In [30]: test_arrays_loader = DataLoader(
    ...:     data_path=data_path, batch_file_size=1,
    ...:     shuffle_data=False, mode='test'
    ...: )
    ...: key, val = list(next(iter(test_arrays_loader)).items())[0]
    ...: explanations = ln.explain(val.x)
    ...:
Extracting a sample of the training data
data/features/train/1985_4 returns no values. Skipping
data/features/train/1986_1 returns no values. Skipping
data/features/train/1985_12 returns no values. Skipping
data/features/train/1985_7 returns no values. Skipping
data/features/train/1985_6 returns no values. Skipping
data/features/train/1985_5 returns no values. Skipping
data/features/train/1985_9 returns no values. Skipping
data/features/train/1985_11 returns no values. Skipping
data/features/train/1985_8 returns no values. Skipping
data/features/train/1985_3 returns no values. Skipping
data/features/train/1985_2 returns no values. Skipping
data/features/train/1985_10 returns no values. Skipping
data/features/train/1985_1 returns no values. Skipping
---------------------------------------------------------------------------
ValueError                                Traceback (most recent call last)
<ipython-input-30-0ed9ca150eae> in <module>
      4 )
      5 key, val = list(next(iter(test_arrays_loader)).items())[0]
----> 6 explanations = ln.explain(val.x)

~/ml_drought/src/models/linear_network.py in explain(self, x)
     60                 self.model, background_samples)
     61
---> 62         return self.explainer.shap_values(x)
     63
     64     def train(self, num_epochs: int = 1,

~/miniconda3/envs/esowc-drought/lib/python3.7/site-packages/shap/explainers/deep/__init__.py in shap_values(self, X, ranked_outputs, output_rank_order)
    117         were chosen as "top".
    118         """
--> 119         return self.explainer.shap_values(X, ranked_outputs, output_rank_order)

~/miniconda3/envs/esowc-drought/lib/python3.7/site-packages/shap/explainers/deep/deep_pytorch.py in shap_values(self, X, ranked_outputs, output_rank_order)
    156                 tiled_X = [X[l][j:j + 1].repeat(
    157                                    (self.data[l].shape[0],) + tuple([1 for k in range(len(X[l].shape) - 1)])) for l
--> 158                            in range(len(X))]
    159                 joint_x = [torch.cat((tiled_X[l], self.data[l]), dim=0) for l in range(len(X))]
    160                 # run attribution computation graph

~/miniconda3/envs/esowc-drought/lib/python3.7/site-packages/shap/explainers/deep/deep_pytorch.py in <listcomp>(.0)
    155                 # tile the inputs to line up with the background data samples
    156                 tiled_X = [X[l][j:j + 1].repeat(
--> 157                                    (self.data[l].shape[0],) + tuple([1 for k in range(len(X[l].shape) - 1)])) for l
    158                            in range(len(X))]
    159                 joint_x = [torch.cat((tiled_X[l], self.data[l]), dim=0) for l in range(len(X))]

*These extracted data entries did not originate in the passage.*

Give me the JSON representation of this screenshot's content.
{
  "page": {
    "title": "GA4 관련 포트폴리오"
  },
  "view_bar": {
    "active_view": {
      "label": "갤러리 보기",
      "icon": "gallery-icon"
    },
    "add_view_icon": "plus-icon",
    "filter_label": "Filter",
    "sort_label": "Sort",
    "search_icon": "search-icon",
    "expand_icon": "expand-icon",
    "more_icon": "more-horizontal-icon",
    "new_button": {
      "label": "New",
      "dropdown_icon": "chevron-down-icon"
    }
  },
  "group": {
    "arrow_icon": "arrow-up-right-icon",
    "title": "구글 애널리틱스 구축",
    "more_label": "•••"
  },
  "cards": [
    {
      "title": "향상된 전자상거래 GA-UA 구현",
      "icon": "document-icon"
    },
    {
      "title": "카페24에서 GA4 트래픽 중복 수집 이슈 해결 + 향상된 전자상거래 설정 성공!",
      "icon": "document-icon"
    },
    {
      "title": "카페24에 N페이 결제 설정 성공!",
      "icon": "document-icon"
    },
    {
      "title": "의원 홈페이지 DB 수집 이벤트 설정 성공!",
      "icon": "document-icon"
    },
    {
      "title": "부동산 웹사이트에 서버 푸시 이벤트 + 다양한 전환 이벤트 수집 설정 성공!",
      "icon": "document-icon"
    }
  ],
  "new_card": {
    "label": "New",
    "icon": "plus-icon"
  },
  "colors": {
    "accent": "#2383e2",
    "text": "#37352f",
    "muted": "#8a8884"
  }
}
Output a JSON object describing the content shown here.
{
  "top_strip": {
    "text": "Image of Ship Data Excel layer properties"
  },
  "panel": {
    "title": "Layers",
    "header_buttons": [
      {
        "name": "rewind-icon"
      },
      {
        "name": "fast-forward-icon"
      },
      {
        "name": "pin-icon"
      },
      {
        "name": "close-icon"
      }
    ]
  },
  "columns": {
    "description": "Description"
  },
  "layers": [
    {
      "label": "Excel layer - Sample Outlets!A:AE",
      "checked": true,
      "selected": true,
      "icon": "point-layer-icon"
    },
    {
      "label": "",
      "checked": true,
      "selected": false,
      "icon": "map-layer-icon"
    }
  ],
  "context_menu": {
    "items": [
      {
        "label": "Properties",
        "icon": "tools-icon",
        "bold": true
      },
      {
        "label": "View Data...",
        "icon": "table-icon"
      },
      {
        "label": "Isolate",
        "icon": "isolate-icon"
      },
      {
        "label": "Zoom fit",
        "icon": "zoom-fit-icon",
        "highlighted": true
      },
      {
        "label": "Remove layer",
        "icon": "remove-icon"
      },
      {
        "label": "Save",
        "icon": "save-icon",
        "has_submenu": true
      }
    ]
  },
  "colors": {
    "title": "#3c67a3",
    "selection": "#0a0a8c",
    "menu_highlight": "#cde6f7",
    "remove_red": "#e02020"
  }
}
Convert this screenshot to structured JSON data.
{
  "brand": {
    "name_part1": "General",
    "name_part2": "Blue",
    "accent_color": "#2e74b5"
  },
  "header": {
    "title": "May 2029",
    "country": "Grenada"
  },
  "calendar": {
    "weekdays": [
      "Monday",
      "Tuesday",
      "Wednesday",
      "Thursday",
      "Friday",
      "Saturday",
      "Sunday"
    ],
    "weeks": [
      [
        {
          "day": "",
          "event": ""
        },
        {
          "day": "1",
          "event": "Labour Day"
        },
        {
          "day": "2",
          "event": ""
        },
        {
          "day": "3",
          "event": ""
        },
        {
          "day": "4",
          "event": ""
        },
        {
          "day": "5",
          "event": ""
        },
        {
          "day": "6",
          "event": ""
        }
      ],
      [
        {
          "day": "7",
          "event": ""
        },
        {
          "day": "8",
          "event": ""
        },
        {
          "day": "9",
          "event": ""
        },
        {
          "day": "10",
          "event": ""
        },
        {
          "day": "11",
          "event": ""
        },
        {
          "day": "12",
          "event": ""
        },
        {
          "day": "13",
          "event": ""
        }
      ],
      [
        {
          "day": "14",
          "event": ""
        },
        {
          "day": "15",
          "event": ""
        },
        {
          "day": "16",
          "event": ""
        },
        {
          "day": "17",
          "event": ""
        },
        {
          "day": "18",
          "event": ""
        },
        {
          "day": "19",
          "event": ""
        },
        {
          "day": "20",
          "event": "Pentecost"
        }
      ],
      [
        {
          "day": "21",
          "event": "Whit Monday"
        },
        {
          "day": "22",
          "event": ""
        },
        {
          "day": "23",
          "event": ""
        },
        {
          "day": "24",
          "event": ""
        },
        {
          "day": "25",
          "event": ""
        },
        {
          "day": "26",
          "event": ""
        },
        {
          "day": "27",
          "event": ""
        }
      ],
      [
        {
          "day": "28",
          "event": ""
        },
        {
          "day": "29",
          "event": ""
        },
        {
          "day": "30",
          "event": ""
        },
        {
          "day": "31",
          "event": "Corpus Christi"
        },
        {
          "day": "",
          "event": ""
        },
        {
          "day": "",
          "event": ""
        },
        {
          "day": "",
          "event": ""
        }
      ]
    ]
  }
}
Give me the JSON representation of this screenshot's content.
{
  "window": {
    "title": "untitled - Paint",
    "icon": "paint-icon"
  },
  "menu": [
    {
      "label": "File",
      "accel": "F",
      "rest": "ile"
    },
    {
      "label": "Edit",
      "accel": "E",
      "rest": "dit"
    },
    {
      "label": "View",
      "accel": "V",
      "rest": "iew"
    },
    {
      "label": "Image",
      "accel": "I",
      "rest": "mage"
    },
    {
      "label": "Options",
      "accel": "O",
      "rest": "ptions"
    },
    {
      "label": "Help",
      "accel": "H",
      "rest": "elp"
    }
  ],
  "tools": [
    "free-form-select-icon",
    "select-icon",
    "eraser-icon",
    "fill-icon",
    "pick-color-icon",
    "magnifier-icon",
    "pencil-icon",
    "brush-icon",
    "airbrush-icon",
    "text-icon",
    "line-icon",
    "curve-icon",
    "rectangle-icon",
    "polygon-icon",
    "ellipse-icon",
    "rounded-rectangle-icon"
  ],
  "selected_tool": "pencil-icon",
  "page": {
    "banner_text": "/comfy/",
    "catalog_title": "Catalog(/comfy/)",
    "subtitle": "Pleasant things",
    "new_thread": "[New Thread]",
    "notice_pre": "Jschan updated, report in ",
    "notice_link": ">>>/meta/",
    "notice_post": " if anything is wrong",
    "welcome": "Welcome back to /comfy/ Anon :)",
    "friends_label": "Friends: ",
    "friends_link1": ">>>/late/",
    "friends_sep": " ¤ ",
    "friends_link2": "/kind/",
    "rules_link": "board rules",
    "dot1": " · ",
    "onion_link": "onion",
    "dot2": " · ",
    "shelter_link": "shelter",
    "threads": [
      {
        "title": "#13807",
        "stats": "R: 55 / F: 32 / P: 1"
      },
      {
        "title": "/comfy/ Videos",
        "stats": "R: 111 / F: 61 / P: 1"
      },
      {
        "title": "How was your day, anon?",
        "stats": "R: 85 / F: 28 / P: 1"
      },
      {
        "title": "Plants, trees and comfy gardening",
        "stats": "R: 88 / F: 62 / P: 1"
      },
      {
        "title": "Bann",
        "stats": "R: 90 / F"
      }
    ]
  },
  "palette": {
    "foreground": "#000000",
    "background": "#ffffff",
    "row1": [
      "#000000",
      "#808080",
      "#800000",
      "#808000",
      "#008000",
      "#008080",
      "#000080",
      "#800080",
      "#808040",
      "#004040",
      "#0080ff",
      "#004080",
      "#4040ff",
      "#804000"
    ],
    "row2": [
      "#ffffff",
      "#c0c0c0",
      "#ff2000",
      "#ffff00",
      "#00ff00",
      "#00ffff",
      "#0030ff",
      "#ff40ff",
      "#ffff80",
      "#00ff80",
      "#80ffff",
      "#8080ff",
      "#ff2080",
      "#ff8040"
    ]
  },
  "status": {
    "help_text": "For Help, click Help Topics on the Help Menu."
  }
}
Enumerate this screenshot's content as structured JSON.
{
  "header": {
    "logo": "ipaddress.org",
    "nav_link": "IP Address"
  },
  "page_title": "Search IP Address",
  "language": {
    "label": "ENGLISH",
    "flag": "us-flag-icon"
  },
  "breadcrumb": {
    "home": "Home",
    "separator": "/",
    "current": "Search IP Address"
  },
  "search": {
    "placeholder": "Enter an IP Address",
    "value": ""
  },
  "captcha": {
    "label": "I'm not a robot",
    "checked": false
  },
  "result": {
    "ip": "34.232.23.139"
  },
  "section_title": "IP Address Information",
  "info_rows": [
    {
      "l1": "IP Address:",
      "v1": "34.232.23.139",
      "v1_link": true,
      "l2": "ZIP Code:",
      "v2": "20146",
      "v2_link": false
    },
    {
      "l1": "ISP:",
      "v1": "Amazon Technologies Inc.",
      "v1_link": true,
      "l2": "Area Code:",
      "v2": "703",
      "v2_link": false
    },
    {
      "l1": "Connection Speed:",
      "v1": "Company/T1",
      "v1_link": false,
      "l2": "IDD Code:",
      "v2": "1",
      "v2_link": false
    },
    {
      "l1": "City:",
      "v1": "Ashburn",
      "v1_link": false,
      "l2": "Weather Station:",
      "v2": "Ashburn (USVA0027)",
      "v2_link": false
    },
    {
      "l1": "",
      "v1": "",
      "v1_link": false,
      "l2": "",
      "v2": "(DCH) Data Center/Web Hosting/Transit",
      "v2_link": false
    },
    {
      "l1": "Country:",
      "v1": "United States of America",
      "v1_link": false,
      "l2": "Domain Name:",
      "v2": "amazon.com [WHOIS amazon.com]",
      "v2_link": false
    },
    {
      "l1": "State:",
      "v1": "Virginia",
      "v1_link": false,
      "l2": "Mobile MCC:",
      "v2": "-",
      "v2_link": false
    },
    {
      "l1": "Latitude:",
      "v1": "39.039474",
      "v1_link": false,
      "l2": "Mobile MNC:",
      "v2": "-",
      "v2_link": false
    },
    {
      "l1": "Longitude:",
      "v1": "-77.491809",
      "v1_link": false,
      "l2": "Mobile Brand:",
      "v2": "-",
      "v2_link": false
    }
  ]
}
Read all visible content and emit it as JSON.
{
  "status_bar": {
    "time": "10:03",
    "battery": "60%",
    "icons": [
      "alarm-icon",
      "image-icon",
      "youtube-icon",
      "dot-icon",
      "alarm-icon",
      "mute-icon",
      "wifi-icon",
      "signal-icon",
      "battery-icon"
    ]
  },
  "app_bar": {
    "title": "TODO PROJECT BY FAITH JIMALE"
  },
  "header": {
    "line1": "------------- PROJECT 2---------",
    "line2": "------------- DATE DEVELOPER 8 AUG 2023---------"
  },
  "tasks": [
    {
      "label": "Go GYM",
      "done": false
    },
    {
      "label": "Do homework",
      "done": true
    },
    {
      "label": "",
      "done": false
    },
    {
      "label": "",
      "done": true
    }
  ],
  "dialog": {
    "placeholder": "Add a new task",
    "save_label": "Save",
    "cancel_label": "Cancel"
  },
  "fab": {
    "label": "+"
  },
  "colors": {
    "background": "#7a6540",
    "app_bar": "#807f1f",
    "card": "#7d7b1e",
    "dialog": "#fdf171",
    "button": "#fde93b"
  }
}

ValueError: operands could not be broadcast together with shape (55,) (3,)
tommylees112 commented 5 years ago
test_arrays_loader = DataLoader(
    data_path=data_path, batch_file_size=1,
    shuffle_data=False, mode='test', to_tensor=True
)
key, val = list(next(iter(test_arrays_loader)).items())[0]
explanations = ln.explain(val.x)

Tried adding in the to_tensor=True argument but then got a whole load of these:

...
Warning: unrecognized nn.Module: LinearBlock
Warning: unrecognized nn.Module: LinearBlock
Warning: unrecognized nn.Module: LinearBlock
Warning: unrecognized nn.Module: LinearBlock
Warning: unrecognized nn.Module: LinearBlock
Warning: unrecognized nn.Module: LinearBlock
Warning: unrecognized nn.Module: LinearBlock
...
gabrieltseng commented 5 years ago

The reason you get all those warnings is because the DeepExplainer is run once per instance, so if you just take the entire batch thats ~30,000 instances.

It works better if you limit it to 3 instances - I've updated the script to reflect that.